News Brief

The IAAF Has Officially Announced Its New Testosterone Rules That Could Impede Caster Semenya's Performance

The South African Olympic champion must lower her natural testosterone levels to remain eligible to compete.

The International Association of Athletics Federation (IAAF) has revealed its new eligibility regulations for "female classification" today—these rules could impede on South African middle-distance athlete Caster Semenya's performance.

These regulations are for events from the 400m to the mile, including hurdles, 400m, 800m and 1500m races and will go into effect from November 1.

According to the report, the IAAF requires any athlete who has a "Difference of Sexual Development (DSD)," meaning an athlete who is "androgen-sensitive" with levels of testosterone are 5 nmol/L or above to meet the following criteria to be eligible to compete in "restricted events" in an international competition:


"a) she must be recognized at law either as female or as intersex (or equivalent)
b) she must reduce her blood testosterone level to below 5 nmol/L for a continuous period of at least six months
c) thereafter she must maintain her blood testosterone level below 5 nmol/L continuously for so long as she wished to remain eligible."

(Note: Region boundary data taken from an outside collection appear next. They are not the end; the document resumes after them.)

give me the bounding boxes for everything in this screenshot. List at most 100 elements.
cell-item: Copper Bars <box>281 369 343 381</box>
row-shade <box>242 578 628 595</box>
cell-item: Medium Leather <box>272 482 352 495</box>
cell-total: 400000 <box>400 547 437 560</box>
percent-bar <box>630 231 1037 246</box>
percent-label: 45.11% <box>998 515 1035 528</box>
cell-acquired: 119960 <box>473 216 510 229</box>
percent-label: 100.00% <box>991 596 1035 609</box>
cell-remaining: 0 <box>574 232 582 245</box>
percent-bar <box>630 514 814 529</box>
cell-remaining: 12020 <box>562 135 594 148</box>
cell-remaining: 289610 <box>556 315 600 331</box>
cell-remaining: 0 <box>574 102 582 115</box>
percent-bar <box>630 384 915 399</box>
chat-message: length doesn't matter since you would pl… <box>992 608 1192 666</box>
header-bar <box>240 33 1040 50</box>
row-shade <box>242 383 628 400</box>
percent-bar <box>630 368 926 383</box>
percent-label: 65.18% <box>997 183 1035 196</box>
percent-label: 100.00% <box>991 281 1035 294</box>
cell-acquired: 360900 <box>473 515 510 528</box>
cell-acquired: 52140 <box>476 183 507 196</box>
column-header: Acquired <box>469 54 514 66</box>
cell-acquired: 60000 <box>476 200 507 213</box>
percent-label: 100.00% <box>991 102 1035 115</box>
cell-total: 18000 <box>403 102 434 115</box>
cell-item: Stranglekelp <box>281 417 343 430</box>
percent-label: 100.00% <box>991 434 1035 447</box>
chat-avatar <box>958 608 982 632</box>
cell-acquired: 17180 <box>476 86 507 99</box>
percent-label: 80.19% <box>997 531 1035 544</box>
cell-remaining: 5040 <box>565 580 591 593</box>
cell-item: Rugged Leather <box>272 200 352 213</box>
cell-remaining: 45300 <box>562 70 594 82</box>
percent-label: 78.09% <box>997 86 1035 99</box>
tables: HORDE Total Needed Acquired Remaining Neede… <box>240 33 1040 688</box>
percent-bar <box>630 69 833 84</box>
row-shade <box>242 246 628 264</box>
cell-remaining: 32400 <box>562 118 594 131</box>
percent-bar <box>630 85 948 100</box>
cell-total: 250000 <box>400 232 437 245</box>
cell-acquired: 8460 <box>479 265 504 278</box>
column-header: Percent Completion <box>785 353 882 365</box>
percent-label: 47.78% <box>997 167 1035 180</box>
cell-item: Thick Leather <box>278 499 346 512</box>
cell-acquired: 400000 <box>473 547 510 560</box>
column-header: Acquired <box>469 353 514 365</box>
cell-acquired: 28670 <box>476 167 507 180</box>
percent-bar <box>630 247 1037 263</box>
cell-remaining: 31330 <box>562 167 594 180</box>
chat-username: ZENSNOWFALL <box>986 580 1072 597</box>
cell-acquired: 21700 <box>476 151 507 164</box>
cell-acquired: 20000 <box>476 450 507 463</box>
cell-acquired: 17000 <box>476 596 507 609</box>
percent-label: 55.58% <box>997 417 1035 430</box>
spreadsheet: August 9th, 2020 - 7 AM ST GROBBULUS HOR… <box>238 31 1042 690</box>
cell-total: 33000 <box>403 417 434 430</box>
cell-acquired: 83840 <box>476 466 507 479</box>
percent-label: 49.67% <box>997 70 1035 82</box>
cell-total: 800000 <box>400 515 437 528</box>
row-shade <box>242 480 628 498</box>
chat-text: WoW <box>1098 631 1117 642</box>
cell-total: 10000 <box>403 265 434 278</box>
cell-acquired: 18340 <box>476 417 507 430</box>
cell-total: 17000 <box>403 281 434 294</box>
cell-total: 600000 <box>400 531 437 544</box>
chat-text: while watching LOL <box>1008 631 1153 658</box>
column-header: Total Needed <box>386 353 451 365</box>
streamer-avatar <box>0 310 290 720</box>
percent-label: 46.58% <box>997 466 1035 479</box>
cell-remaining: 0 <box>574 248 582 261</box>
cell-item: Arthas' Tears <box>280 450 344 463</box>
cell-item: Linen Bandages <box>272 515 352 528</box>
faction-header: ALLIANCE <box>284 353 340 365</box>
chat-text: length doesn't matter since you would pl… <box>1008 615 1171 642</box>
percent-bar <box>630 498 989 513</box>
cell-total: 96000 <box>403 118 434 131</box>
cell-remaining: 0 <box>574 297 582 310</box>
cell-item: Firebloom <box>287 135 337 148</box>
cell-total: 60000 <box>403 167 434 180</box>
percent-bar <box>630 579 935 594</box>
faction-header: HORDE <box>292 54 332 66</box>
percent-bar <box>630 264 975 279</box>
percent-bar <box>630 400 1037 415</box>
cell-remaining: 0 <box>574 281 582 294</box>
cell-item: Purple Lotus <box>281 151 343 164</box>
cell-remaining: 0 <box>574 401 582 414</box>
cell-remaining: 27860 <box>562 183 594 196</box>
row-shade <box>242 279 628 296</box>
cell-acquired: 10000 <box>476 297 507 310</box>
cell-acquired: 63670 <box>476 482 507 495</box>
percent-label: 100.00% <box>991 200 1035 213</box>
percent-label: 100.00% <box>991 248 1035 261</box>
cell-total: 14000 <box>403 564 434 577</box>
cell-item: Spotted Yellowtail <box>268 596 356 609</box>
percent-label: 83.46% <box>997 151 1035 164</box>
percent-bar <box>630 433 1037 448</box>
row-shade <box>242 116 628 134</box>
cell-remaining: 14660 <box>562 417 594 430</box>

"We want athletes to be incentivized to make the huge commitment and sacrifice required to excel in the sport, and to inspire new generations to join the sport and aspire to the same excellence," IAAF President Sebastian Coe says in the announcement.

"As the International Federation for our sport we have a responsibility to ensure a level playing field for athletes. Like many other sports we choose to have two classifications for our competition—men's events and women's events. This means we need to be clear about the competition criteria for these two categories. Our evidence and data show that testosterone, either naturally produced or artificially inserted into the body, provides significant performance advantages in female athletes. The revised rules are not about cheating, no athlete with a DSD has cheated, they are about leveling the playing field to ensure fair and meaningful competition in the sport of athletics where success is determined by talent, dedication and hard work rather than other contributing factors."

Read the report in full here.

Sports scientist Ross Tucker tells the Guardian that this new policy could significantly slow down Semenya's time in the 800m race.

"History suggests Semenya will lose about four seconds to five seconds," Tucker says to the Guardian. "Because in 2013 and 2014, when the IAAF were diligent about ensuring her compliance with the upper limit at that time (10nM), she was running 2:00. I don't think she even qualified for the Commonwealth Games. Now, at 5nM, that effect will be even larger, I suspect. She will go from a 1:54 to 2:01-2:03, is my estimate."